Delayed cortical injury is an unusual neurologic complication after CEA that probably occurred in the present case after cerebral hyperperfusion or reperfusion. Cortical symptoms occurred a few hours after CEA, while no lesions were found on DWI at least up to 24 hours postoperatively. We found an ipsilateral regional cortical lesion 5 days after the surgery.

The MRI findings in this case are similar to cortical laminar necrosis that is characterized by delayed selective neuronal necrosis of the cerebral cortex and has been reported in hypoglycemic encephalopathy, cerebrovascular diseases, and status epilepticus.23 To the best of our knowledge, this is the first report of ipsilateral cortical laminar necrosis after CEA. A case of delayed cortical laminar necrosis associated with hyperperfusion syndrome after extracranial-intracranial bypass surgery for a symptomatic intracavernous ICA aneurysm has been described previously.4 In contrast to our case, the lesions in DWI and FLAIR images affected both the cortical and subcortical structures and were already observed on postoperative day 1.

Cognitive impairment occurs in 20–30% of patients who have undergone CEA.5 A study using ¹²³I-iomazenil single-photon-emission CT found that postoperative cerebral hyperperfusion was significantly associated with cortical neural loss and cognitive impairment; however, no new lesions were found in serial MRI performed up to 1 month after surgery in patients with postoperative cerebral hyperperfusion.6 Our case shows that regional cortical lesions after CEA manifested later as cortical laminar necrosis, which caused encephalomalacic changes.

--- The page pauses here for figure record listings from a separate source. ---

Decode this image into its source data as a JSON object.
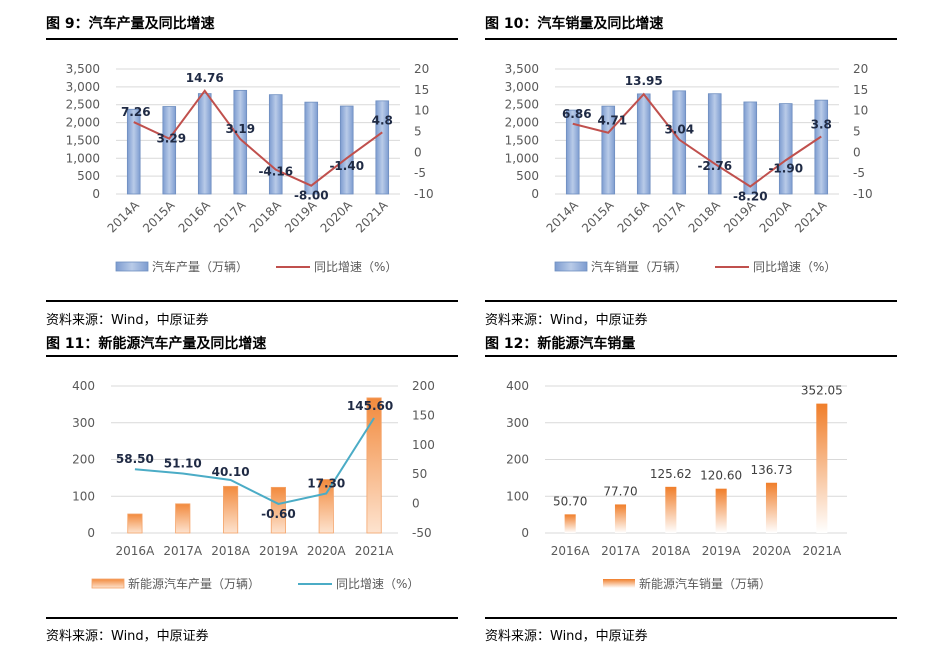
{
  "source_text": "资料来源：Wind，中原证券",
  "colors": {
    "bar_blue": "#9db6dc",
    "bar_blue_edge": "#6f8fc0",
    "line_red": "#c0504d",
    "bar_orange": "#f4a46a",
    "line_teal": "#4bacc6",
    "axis_text": "#595959"
  },
  "panels": [
    {
      "title": "图 9：汽车产量及同比增速",
      "chart_data": {
        "type": "bar+line",
        "categories": [
          "2014A",
          "2015A",
          "2016A",
          "2017A",
          "2018A",
          "2019A",
          "2020A",
          "2021A"
        ],
        "series": [
          {
            "name": "汽车产量（万辆）",
            "type": "bar",
            "axis": "left",
            "values": [
              2372,
              2450,
              2812,
              2902,
              2781,
              2572,
              2462,
              2608
            ]
          },
          {
            "name": "同比增速（%）",
            "type": "line",
            "axis": "right",
            "values": [
              7.26,
              3.29,
              14.76,
              3.19,
              -4.16,
              -8.0,
              -1.4,
              4.8
            ],
            "labels": [
              "7.26",
              "3.29",
              "14.76",
              "3.19",
              "-4.16",
              "-8.00",
              "-1.40",
              "4.8"
            ]
          }
        ],
        "yticks_left": [
          "0",
          "500",
          "1,000",
          "1,500",
          "2,000",
          "2,500",
          "3,000",
          "3,500"
        ],
        "ylim_left": [
          0,
          3500
        ],
        "yticks_right": [
          "-10",
          "-5",
          "0",
          "5",
          "10",
          "15",
          "20"
        ],
        "ylim_right": [
          -10,
          20
        ],
        "x_rotated": true,
        "grid": true,
        "legend": "bottom"
      }
    },
    {
      "title": "图 10：汽车销量及同比增速",
      "chart_data": {
        "type": "bar+line",
        "categories": [
          "2014A",
          "2015A",
          "2016A",
          "2017A",
          "2018A",
          "2019A",
          "2020A",
          "2021A"
        ],
        "series": [
          {
            "name": "汽车销量（万辆）",
            "type": "bar",
            "axis": "left",
            "values": [
              2349,
              2460,
              2803,
              2888,
              2808,
              2577,
              2531,
              2628
            ]
          },
          {
            "name": "同比增速（%）",
            "type": "line",
            "axis": "right",
            "values": [
              6.86,
              4.71,
              13.95,
              3.04,
              -2.76,
              -8.2,
              -1.9,
              3.8
            ],
            "labels": [
              "6.86",
              "4.71",
              "13.95",
              "3.04",
              "-2.76",
              "-8.20",
              "-1.90",
              "3.8"
            ]
          }
        ],
        "yticks_left": [
          "0",
          "500",
          "1,000",
          "1,500",
          "2,000",
          "2,500",
          "3,000",
          "3,500"
        ],
        "ylim_left": [
          0,
          3500
        ],
        "yticks_right": [
          "-10",
          "-5",
          "0",
          "5",
          "10",
          "15",
          "20"
        ],
        "ylim_right": [
          -10,
          20
        ],
        "x_rotated": true,
        "grid": true,
        "legend": "bottom"
      }
    },
    {
      "title": "图 11：新能源汽车产量及同比增速",
      "chart_data": {
        "type": "bar+line",
        "categories": [
          "2016A",
          "2017A",
          "2018A",
          "2019A",
          "2020A",
          "2021A"
        ],
        "series": [
          {
            "name": "新能源汽车产量（万辆）",
            "type": "bar",
            "axis": "left",
            "values": [
              51.7,
              79.4,
              127.0,
              124.2,
              145.6,
              367.7
            ]
          },
          {
            "name": "同比增速（%）",
            "type": "line",
            "axis": "right",
            "values": [
              58.5,
              51.1,
              40.1,
              -0.6,
              17.3,
              145.6
            ],
            "labels": [
              "58.50",
              "51.10",
              "40.10",
              "-0.60",
              "17.30",
              "145.60"
            ]
          }
        ],
        "yticks_left": [
          "0",
          "100",
          "200",
          "300",
          "400"
        ],
        "ylim_left": [
          0,
          400
        ],
        "yticks_right": [
          "-50",
          "0",
          "50",
          "100",
          "150",
          "200"
        ],
        "ylim_right": [
          -50,
          200
        ],
        "x_rotated": false,
        "grid": true,
        "legend": "bottom"
      }
    },
    {
      "title": "图 12：新能源汽车销量",
      "chart_data": {
        "type": "bar",
        "categories": [
          "2016A",
          "2017A",
          "2018A",
          "2019A",
          "2020A",
          "2021A"
        ],
        "series": [
          {
            "name": "新能源汽车销量（万辆）",
            "type": "bar",
            "axis": "left",
            "values": [
              50.7,
              77.7,
              125.62,
              120.6,
              136.73,
              352.05
            ],
            "labels": [
              "50.70",
              "77.70",
              "125.62",
              "120.60",
              "136.73",
              "352.05"
            ]
          }
        ],
        "yticks_left": [
          "0",
          "100",
          "200",
          "300",
          "400"
        ],
        "ylim_left": [
          0,
          400
        ],
        "x_rotated": false,
        "grid": true,
        "legend": "bottom"
      }
    }
  ]
}
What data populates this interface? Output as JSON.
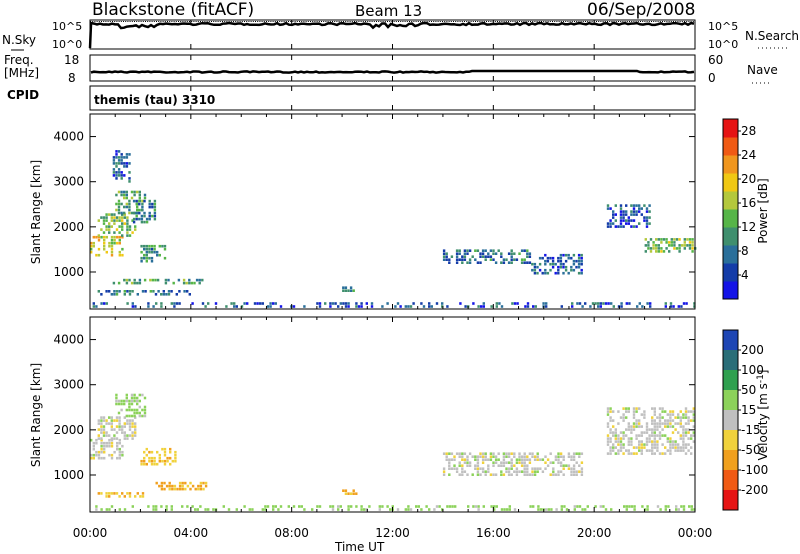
{
  "header": {
    "title": "Blackstone (fitACF)",
    "beam": "Beam 13",
    "date": "06/Sep/2008"
  },
  "panel_top": {
    "left_label": "N.Sky",
    "right_label": "N.Search",
    "ticks_left": [
      "10^5",
      "10^0"
    ],
    "ticks_right": [
      "10^5",
      "10^0"
    ]
  },
  "panel_freq": {
    "left_label_1": "Freq.",
    "left_label_2": "[MHz]",
    "right_label": "Nave",
    "ticks_left": [
      "18",
      "8"
    ],
    "ticks_right": [
      "60",
      "0"
    ]
  },
  "cpid": {
    "label": "CPID",
    "value": "themis (tau) 3310"
  },
  "colors": {
    "axis": "#000000",
    "ground_scatter": "#c0c0c0"
  },
  "chart_data": [
    {
      "type": "heatmap",
      "quantity": "Power",
      "ylabel": "Slant Range [km]",
      "xlabel": "Time UT",
      "xlim": [
        0,
        24
      ],
      "ylim": [
        180,
        4500
      ],
      "x_ticks": [
        "00:00",
        "04:00",
        "08:00",
        "12:00",
        "16:00",
        "20:00",
        "00:00"
      ],
      "y_ticks": [
        1000,
        2000,
        3000,
        4000
      ],
      "colorbar": {
        "label": "Power [dB]",
        "ticks": [
          4,
          8,
          12,
          16,
          20,
          24,
          28
        ],
        "range": [
          0,
          30
        ],
        "colors": [
          "#1414e6",
          "#143ca8",
          "#2a6f9a",
          "#3f8f6e",
          "#56b548",
          "#b4c83c",
          "#f0c814",
          "#f0961e",
          "#f05a14",
          "#e61414"
        ]
      },
      "features": [
        {
          "x": [
            0.0,
            1.3
          ],
          "range": [
            1350,
            1800
          ],
          "power": 18
        },
        {
          "x": [
            0.3,
            1.8
          ],
          "range": [
            1800,
            2300
          ],
          "power": 14
        },
        {
          "x": [
            1.0,
            2.2
          ],
          "range": [
            2300,
            2800
          ],
          "power": 12
        },
        {
          "x": [
            0.9,
            1.6
          ],
          "range": [
            3000,
            3700
          ],
          "power": 6
        },
        {
          "x": [
            1.7,
            2.6
          ],
          "range": [
            2100,
            2600
          ],
          "power": 8
        },
        {
          "x": [
            2.0,
            3.0
          ],
          "range": [
            1250,
            1600
          ],
          "power": 10
        },
        {
          "x": [
            0.3,
            4.0
          ],
          "range": [
            500,
            600
          ],
          "power": 8
        },
        {
          "x": [
            0.9,
            4.6
          ],
          "range": [
            750,
            850
          ],
          "power": 12
        },
        {
          "x": [
            10.0,
            10.6
          ],
          "range": [
            580,
            680
          ],
          "power": 10
        },
        {
          "x": [
            14.0,
            17.5
          ],
          "range": [
            1200,
            1500
          ],
          "power": 8
        },
        {
          "x": [
            17.5,
            19.5
          ],
          "range": [
            1000,
            1400
          ],
          "power": 6
        },
        {
          "x": [
            20.5,
            22.2
          ],
          "range": [
            2000,
            2500
          ],
          "power": 6
        },
        {
          "x": [
            22.0,
            24.0
          ],
          "range": [
            1450,
            1750
          ],
          "power": 14
        },
        {
          "x": [
            0.0,
            24.0
          ],
          "range": [
            200,
            330
          ],
          "power": 6
        }
      ]
    },
    {
      "type": "heatmap",
      "quantity": "Velocity",
      "ylabel": "Slant Range [km]",
      "xlabel": "Time UT",
      "xlim": [
        0,
        24
      ],
      "ylim": [
        180,
        4500
      ],
      "x_ticks": [
        "00:00",
        "04:00",
        "08:00",
        "12:00",
        "16:00",
        "20:00",
        "00:00"
      ],
      "y_ticks": [
        1000,
        2000,
        3000,
        4000
      ],
      "colorbar": {
        "label": "Velocity [m s^-1]",
        "ticks": [
          200,
          100,
          50,
          15,
          -15,
          -50,
          -100,
          -200
        ],
        "levels": [
          {
            "range": [
              200,
              250
            ],
            "color": "#1e46b4"
          },
          {
            "range": [
              100,
              200
            ],
            "color": "#2a6e78"
          },
          {
            "range": [
              50,
              100
            ],
            "color": "#2fa04f"
          },
          {
            "range": [
              15,
              50
            ],
            "color": "#8cd25a"
          },
          {
            "range": [
              -15,
              15
            ],
            "color": "#c0c0c0"
          },
          {
            "range": [
              -50,
              -15
            ],
            "color": "#f0d23c"
          },
          {
            "range": [
              -100,
              -50
            ],
            "color": "#f0a01e"
          },
          {
            "range": [
              -200,
              -100
            ],
            "color": "#f05a14"
          },
          {
            "range": [
              -250,
              -200
            ],
            "color": "#e61414"
          }
        ]
      },
      "features": [
        {
          "x": [
            0.0,
            1.3
          ],
          "range": [
            1350,
            1800
          ],
          "velocity": 0
        },
        {
          "x": [
            0.3,
            1.8
          ],
          "range": [
            1800,
            2300
          ],
          "velocity": 0
        },
        {
          "x": [
            1.0,
            2.2
          ],
          "range": [
            2300,
            2800
          ],
          "velocity": 30
        },
        {
          "x": [
            2.0,
            3.4
          ],
          "range": [
            1250,
            1600
          ],
          "velocity": -40
        },
        {
          "x": [
            0.3,
            2.2
          ],
          "range": [
            500,
            620
          ],
          "velocity": -40
        },
        {
          "x": [
            2.6,
            4.6
          ],
          "range": [
            680,
            850
          ],
          "velocity": -60
        },
        {
          "x": [
            10.0,
            10.6
          ],
          "range": [
            580,
            680
          ],
          "velocity": -60
        },
        {
          "x": [
            14.0,
            19.5
          ],
          "range": [
            1000,
            1500
          ],
          "velocity": 0
        },
        {
          "x": [
            20.5,
            24.0
          ],
          "range": [
            1450,
            2500
          ],
          "velocity": 0
        },
        {
          "x": [
            0.0,
            24.0
          ],
          "range": [
            200,
            330
          ],
          "velocity": 30
        }
      ]
    }
  ]
}
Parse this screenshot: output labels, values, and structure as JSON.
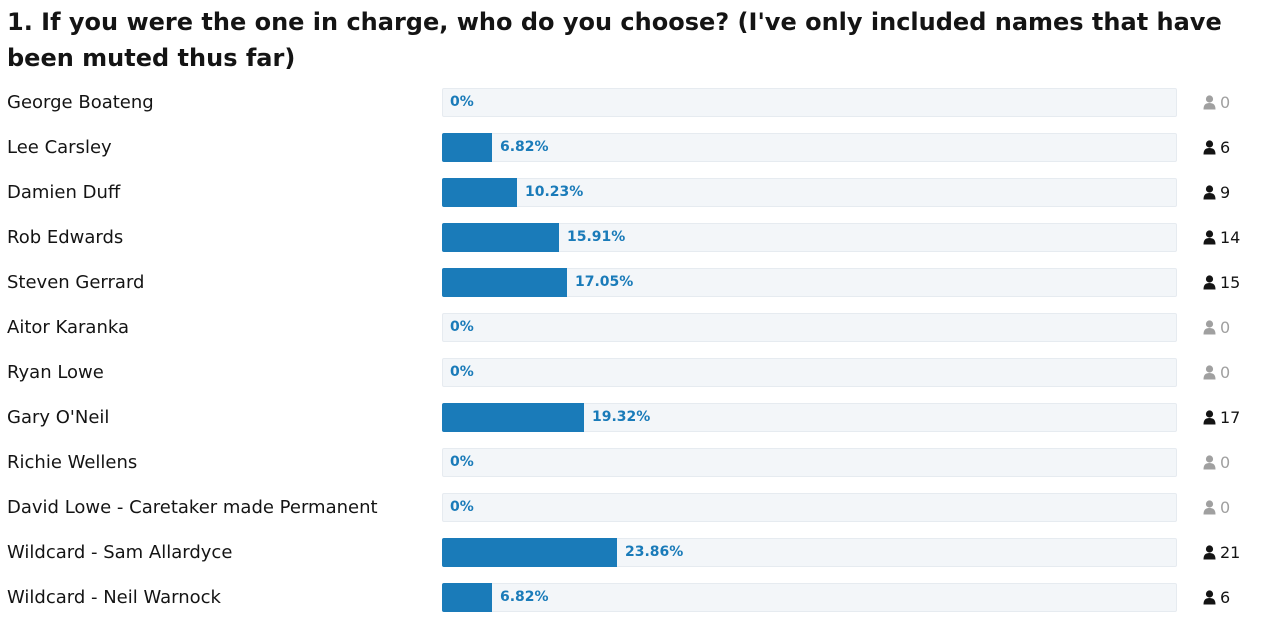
{
  "question": "1. If you were the one in charge, who do you choose? (I've only included names that have been muted thus far)",
  "accent_color": "#1a7bb9",
  "choices": [
    {
      "label": "George Boateng",
      "percent_text": "0%",
      "fraction": 0.0,
      "votes": "0",
      "zero": true
    },
    {
      "label": "Lee Carsley",
      "percent_text": "6.82%",
      "fraction": 0.0682,
      "votes": "6",
      "zero": false
    },
    {
      "label": "Damien Duff",
      "percent_text": "10.23%",
      "fraction": 0.1023,
      "votes": "9",
      "zero": false
    },
    {
      "label": "Rob Edwards",
      "percent_text": "15.91%",
      "fraction": 0.1591,
      "votes": "14",
      "zero": false
    },
    {
      "label": "Steven Gerrard",
      "percent_text": "17.05%",
      "fraction": 0.1705,
      "votes": "15",
      "zero": false
    },
    {
      "label": "Aitor Karanka",
      "percent_text": "0%",
      "fraction": 0.0,
      "votes": "0",
      "zero": true
    },
    {
      "label": "Ryan Lowe",
      "percent_text": "0%",
      "fraction": 0.0,
      "votes": "0",
      "zero": true
    },
    {
      "label": "Gary O'Neil",
      "percent_text": "19.32%",
      "fraction": 0.1932,
      "votes": "17",
      "zero": false
    },
    {
      "label": "Richie Wellens",
      "percent_text": "0%",
      "fraction": 0.0,
      "votes": "0",
      "zero": true
    },
    {
      "label": "David Lowe - Caretaker made Permanent",
      "percent_text": "0%",
      "fraction": 0.0,
      "votes": "0",
      "zero": true
    },
    {
      "label": "Wildcard - Sam Allardyce",
      "percent_text": "23.86%",
      "fraction": 0.2386,
      "votes": "21",
      "zero": false
    },
    {
      "label": "Wildcard - Neil Warnock",
      "percent_text": "6.82%",
      "fraction": 0.0682,
      "votes": "6",
      "zero": false
    }
  ],
  "voter_icon": "user-icon"
}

The ipsilateral regional cortical injury that occurred in the present case may have been related to post-CEA cerebral hyperperfusion. Clamping of the ICA during surgery could induce transient hemispheric ischemia of chronically hypoperfused brain tissue. However, we did not observe any episodes of hypotension or oxygen desaturation during surgery. The delayed diffuse cortical lesion means that embolism is unlikely to have been the main factor. The pathophysiologic mechanism of delayed cortical injury associated with hyperperfusion/reperfusion after CEA is unclear. The generation of reactive oxygen species with blood reflow might be one mechanism leading to delayed neuronal cell death,7 which was partly supported by a case study in which pretreatment with the free-radical scavenger edaravone reduced the incidence of post-CEA cognitive impairment.8 Progressive cortical neuronal injury might depend on the degree and duration of hyperperfusion/reperfusion after CEA.

Delayed cortical injury is a rare but critical neurologic complication after CEA. Cerebral hyperperfusion or reperfusion could be the mechanism underlying delayed neuronal injury. A better understanding of its pathophysiology would facilitate the appropriate management of neurologic complications after CEA.